Directed By: Werner Herzog
Starring: Dieter Dengler, Werner Herzog, Eugene Deatrick
Trivia: This film won the Special Jury Award at the 1997 International Documentary Filmfestival in Amsterdam
Werner Herzog’s 1997 documentary Little Dieter Needs to Fly tells the story of Dieter Dengler, a former U.S. Air Force pilot who was born in Germany in 1938, and spent the majority of his childhood dealing with the horrors of World War II. One day, as he was watching the bombing of his village by the allies, young Dieter figured out what he wanted to do for the rest of his life: fly! When he was 18, he left Germany for the United States, and soon after joined the Air Force. Before long, he was shipped off to Vietnam, and during one of his first missions, Dengler’s plane was shot down and he was taken prisoner. Forced to march through the jungles of Laos, he was eventually imprisoned in a P.O.W. camp, where he was tortured and nearly starved to death. After some time, he managed to escape his captors, and was rescued by a fellow U.S. pilot.

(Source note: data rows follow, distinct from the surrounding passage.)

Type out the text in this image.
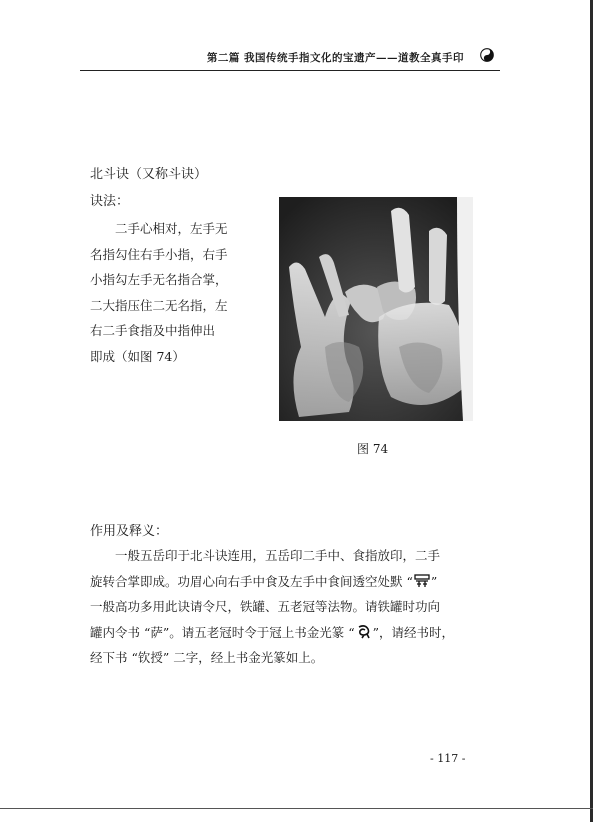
第二篇 我国传统手指文化的宝遗产——道教全真手印
北斗诀（又称斗诀）
诀法：

二手心相对，左手无

名指勾住右手小指，右手

小指勾左手无名指合掌，

二大指压住二无名指，左

右二手食指及中指伸出

即成（如图 74）

图 74
作用及释义：

一般五岳印于北斗诀连用，五岳印二手中、食指放印，二手

旋转合掌即成。功眉心向右手中食及左手中食间透空处默 “ ”

一般高功多用此诀请令尺，铁罐、五老冠等法物。请铁罐时功向

罐内令书 “萨”。请五老冠时令于冠上书金光篆 “ ”，请经书时，

经下书 “钦授” 二字，经上书金光篆如上。

- 117 -
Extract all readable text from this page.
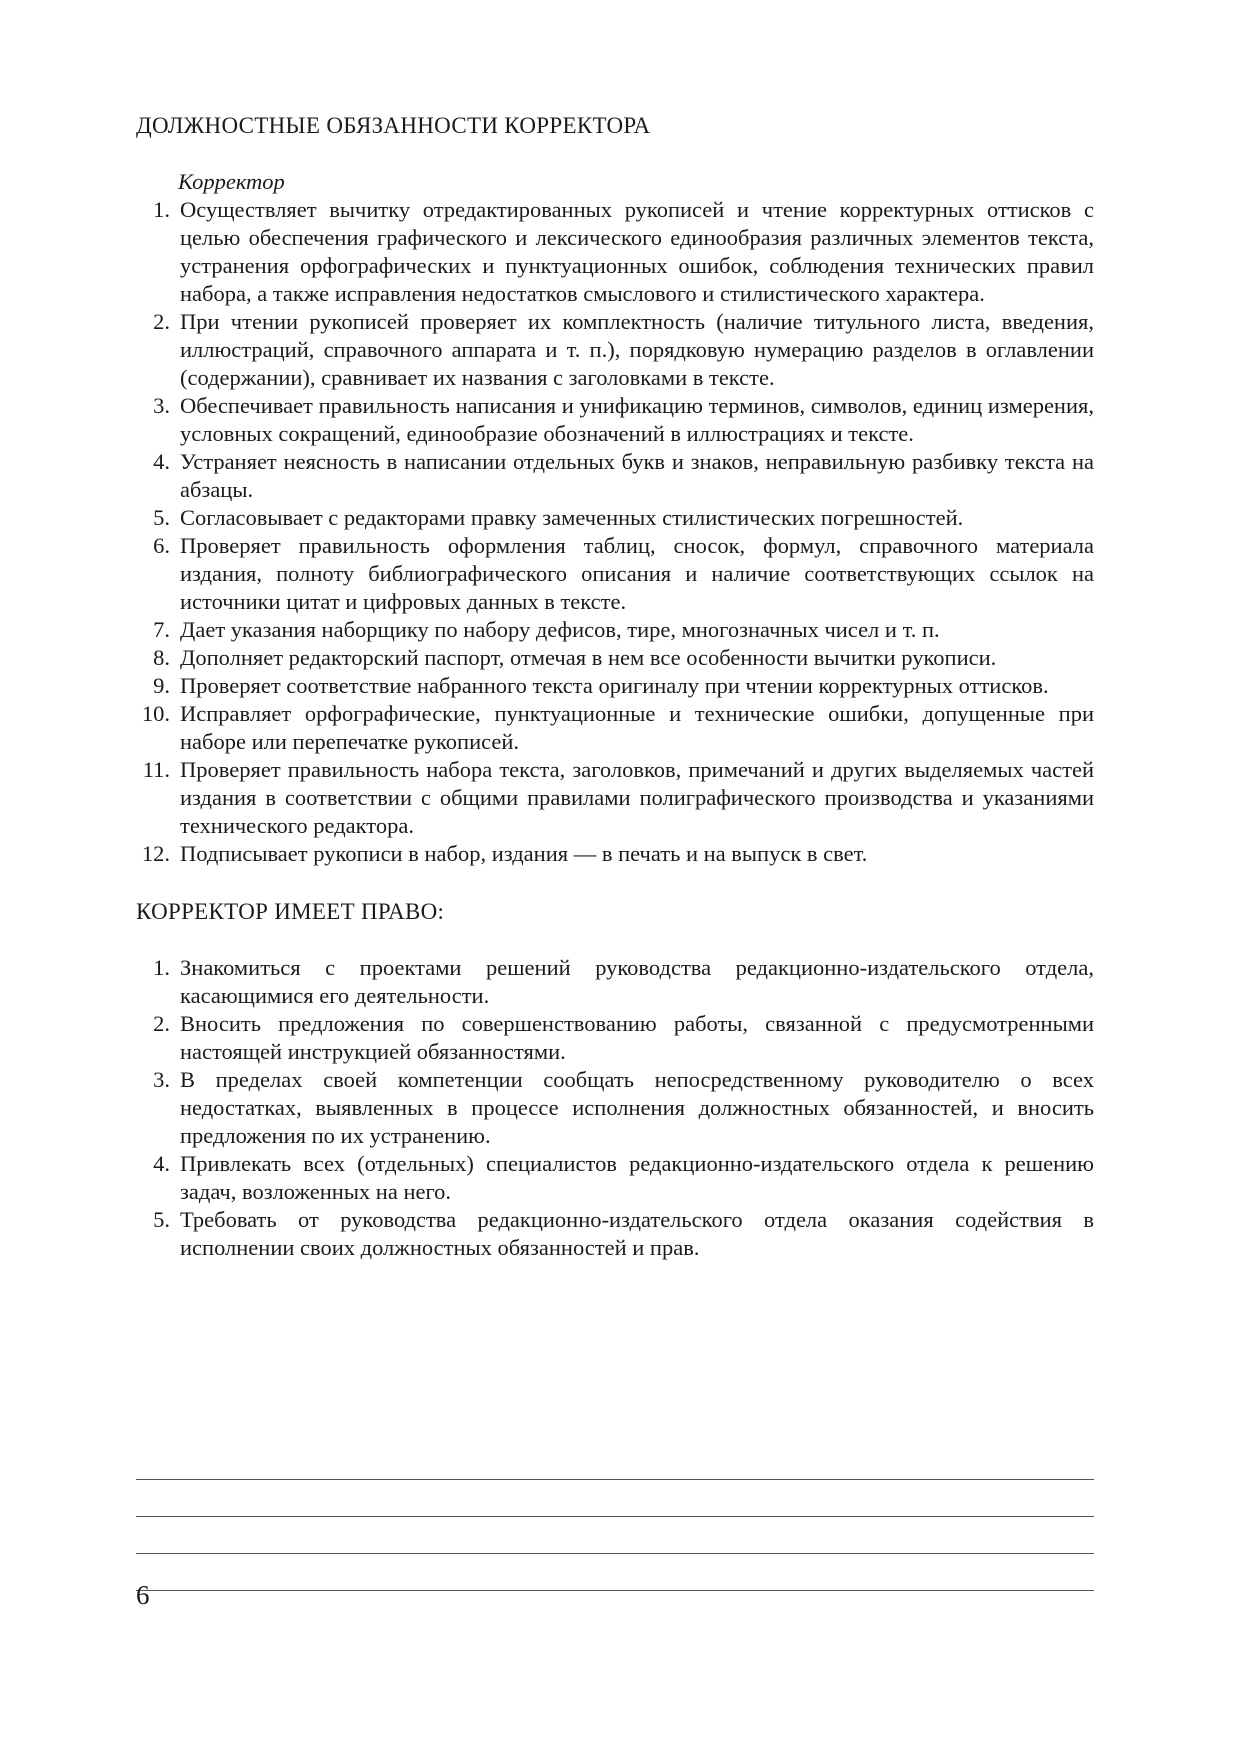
ДОЛЖНОСТНЫЕ ОБЯЗАННОСТИ КОРРЕКТОРА
Корректор
1. Осуществляет вычитку отредактированных рукописей и чтение корректурных оттисков с целью обеспечения графического и лексического единообразия различных элементов текста, устранения орфографических и пунктуационных ошибок, соблюдения технических правил набора, а также исправления недостатков смыслового и стилистического характера.
2. При чтении рукописей проверяет их комплектность (наличие титульного листа, введения, иллюстраций, справочного аппарата и т. п.), порядковую нумерацию разделов в оглавлении (содержании), сравнивает их названия с заголовками в тексте.
3. Обеспечивает правильность написания и унификацию терминов, символов, единиц измерения, условных сокращений, единообразие обозначений в иллюстрациях и тексте.
4. Устраняет неясность в написании отдельных букв и знаков, неправильную разбивку текста на абзацы.
5. Согласовывает с редакторами правку замеченных стилистических погрешностей.
6. Проверяет правильность оформления таблиц, сносок, формул, справочного материала издания, полноту библиографического описания и наличие соответствующих ссылок на источники цитат и цифровых данных в тексте.
7. Дает указания наборщику по набору дефисов, тире, многозначных чисел и т. п.
8. Дополняет редакторский паспорт, отмечая в нем все особенности вычитки рукописи.
9. Проверяет соответствие набранного текста оригиналу при чтении корректурных оттисков.
10. Исправляет орфографические, пунктуационные и технические ошибки, допущенные при наборе или перепечатке рукописей.
11. Проверяет правильность набора текста, заголовков, примечаний и других выделяемых частей издания в соответствии с общими правилами полиграфического производства и указаниями технического редактора.
12. Подписывает рукописи в набор, издания — в печать и на выпуск в свет.
КОРРЕКТОР ИМЕЕТ ПРАВО:
1. Знакомиться с проектами решений руководства редакционно-издательского отдела, касающимися его деятельности.
2. Вносить предложения по совершенствованию работы, связанной с предусмотренными настоящей инструкцией обязанностями.
3. В пределах своей компетенции сообщать непосредственному руководителю о всех недостатках, выявленных в процессе исполнения должностных обязанностей, и вносить предложения по их устранению.
4. Привлекать всех (отдельных) специалистов редакционно-издательского отдела к решению задач, возложенных на него.
5. Требовать от руководства редакционно-издательского отдела оказания содействия в исполнении своих должностных обязанностей и прав.
6
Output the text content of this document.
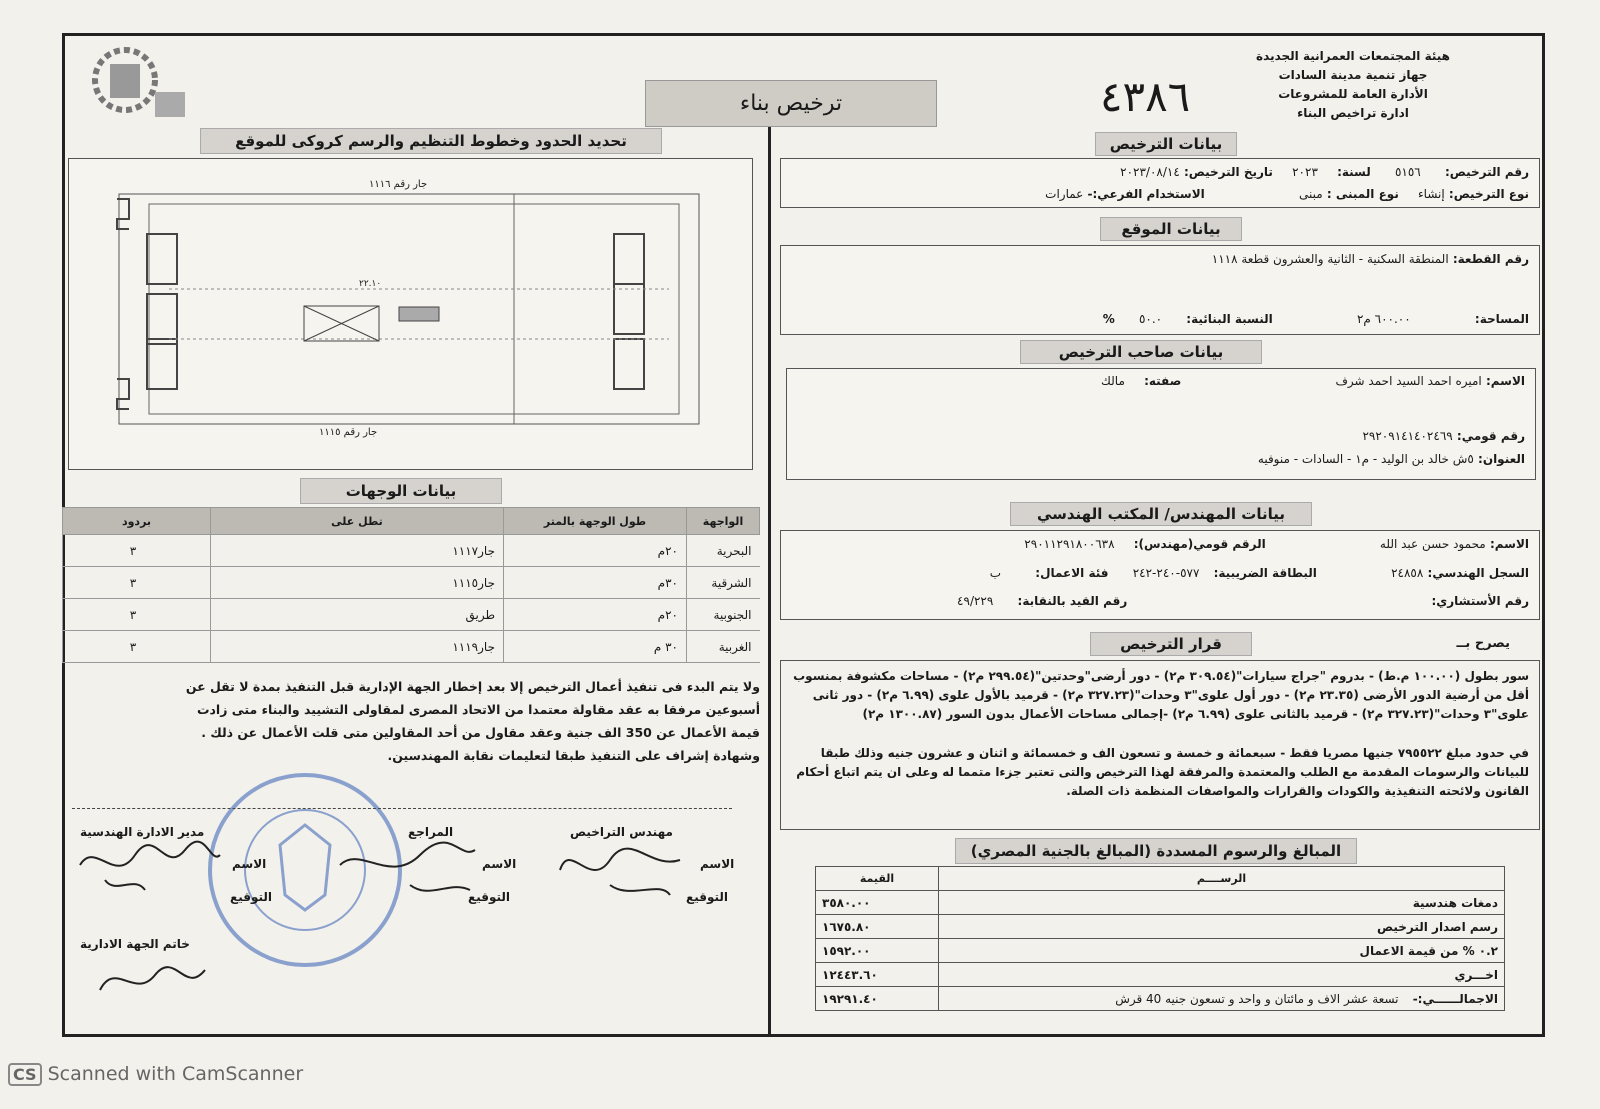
هيئة المجتمعات العمرانية الجديدة
جهاز تنمية مدينة السادات
الأدارة العامة للمشروعات
ادارة تراخيص البناء
٤٣٨٦
ترخيص بناء
تحديد الحدود وخطوط التنظيم والرسم كروكى للموقع
جار رقم ١١١٦
جار رقم ١١١٥
٢٢.١٠
بيانات الوجهات
الواجهة	طول الوجهة بالمتر	تطل على	بردود
البحرية	٢٠م	جار١١١٧	٣
الشرقية	٣٠م	جار١١١٥	٣
الجنوبية	٢٠م	طريق	٣
الغربية	٣٠ م	جار١١١٩	٣
ولا يتم البدء فى تنفيذ أعمال الترخيص إلا بعد إخطار الجهة الإدارية قبل التنفيذ بمدة لا تقل عن أسبوعين مرفقا به عقد مقاولة معتمدا من الاتحاد المصرى لمقاولى التشييد والبناء متى زادت قيمة الأعمال عن 350 الف جنية وعقد مقاول من أحد المقاولين متى قلت الأعمال عن ذلك . وشهادة إشراف على التنفيذ طبقا لتعليمات نقابة المهندسين.
مهندس التراخيص
الاسم
التوقيع
المراجع
الاسم
التوقيع
مدير الادارة الهندسية
الاسم
التوقيع
خاتم الجهة الادارية
بيانات الترخيص
رقم الترخيص: ٥١٥٦ لسنة: ٢٠٢٣ تاريخ الترخيص: ٢٠٢٣/٠٨/١٤
نوع الترخيص: إنشاء نوع المبنى : مبنى الاستخدام الفرعي:- عمارات
بيانات الموقع
رقم القطعة: المنطقة السكنية - الثانية والعشرون قطعة ١١١٨
المساحة: ٦٠٠.٠٠ م٢ النسبة البنائية: ٥٠.٠ %
بيانات صاحب الترخيص
الاسم: اميره احمد السيد احمد شرف صفته: مالك
رقم قومي: ٢٩٢٠٩١٤١٤٠٢٤٦٩
العنوان: ٥ش خالد بن الوليد - م١ - السادات - منوفيه
بيانات المهندس/ المكتب الهندسي
الاسم: محمود حسن عبد الله الرقم قومي(مهندس): ٢٩٠١١٢٩١٨٠٠٦٣٨
السجل الهندسي: ٢٤٨٥٨ البطاقة الضريبية: ٥٧٧-٢٤٠-٢٤٢ فئة الاعمال: ب
رقم الأستشاري: رقم القيد بالنقابة: ٤٩/٢٢٩
قرار الترخيص	يصرح بــ
سور بطول (١٠٠.٠٠ م.ط) - بدروم "جراج سيارات"(٣٠٩.٥٤ م٢) - دور أرضى"وحدتين"(٢٩٩.٥٤ م٢) - مساحات مكشوفة بمنسوب أقل من أرضية الدور الأرضى (٢٣.٣٥ م٢) - دور أول علوى"٣ وحدات"(٣٢٧.٢٣ م٢) - قرميد بالأول علوى (٦.٩٩ م٢) - دور ثانى علوى"٣ وحدات"(٣٢٧.٢٣ م٢) - قرميد بالثانى علوى (٦.٩٩ م٢) -إجمالى مساحات الأعمال بدون السور (١٣٠٠.٨٧ م٢)
في حدود مبلغ ٧٩٥٥٢٢ جنيها مصريا فقط - سبعمائة و خمسة و تسعون الف و خمسمائة و اثنان و عشرون جنيه وذلك طبقا للبيانات والرسومات المقدمة مع الطلب والمعتمدة والمرفقة لهذا الترخيص والتى تعتبر جزءا متمما له وعلى ان يتم اتباع أحكام القانون ولائحته التنفيذية والكودات والقرارات والمواصفات المنظمة ذات الصلة.
المبالغ والرسوم المسددة (المبالغ بالجنية المصري)
الرســــم	القيمة
دمغات هندسية	٣٥٨٠.٠٠
رسم اصدار الترخيص	١٦٧٥.٨٠
٠.٢ % من قيمة الاعمال	١٥٩٢.٠٠
اخـــري	١٢٤٤٣.٦٠
الاجمالــــــي:- تسعة عشر الاف و مائتان و واحد و تسعون جنيه 40 قرش	١٩٢٩١.٤٠
CS Scanned with CamScanner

Little Dieter Needs to Fly is a gripping documentary about one man’s incredible experiences and how they shaped the rest of his life. Yet, despite the hardships he endured, Dieter Dengler isn’t an angry man; in fact, I’d say the opposite is true. Living in a nice house in San Francisco, he seems quite happy, though some memories still haunt him (after suffering near-starvation in Germany after the war, and again as a prisoner of the Viet-Cong, Dengler now hoards canned and dried food, which he keeps hidden in a secret compartment under the floor of his house). His carefree attitude does fade a bit when Herzog drags him off to Laos to visit the spot where he was first captured. With his hands bound, Dengler reenacts his long march through the jungle, all the while describing exactly what he was feeling at the time. Herzog himself acts as the film’s narrator, yet the majority of Little Dieter Needs to Fly is devoted to Dengler telling his own story, which, needless to say, is positively fascinating.
Dieter’s experiences formed the basis of another Werner Herzog picture, 2006’s Rescue Dawn, a dramatic re-telling of the same events covered in this documentary. But as good a movie as Rescue Dawn is (and it is a good movie), it pales in comparison to hearing Dengler tell the tale himself, in his own words. Little Dieter Needs to Fly is yet another triumph for Herzog, and a film you simply won’t want to miss.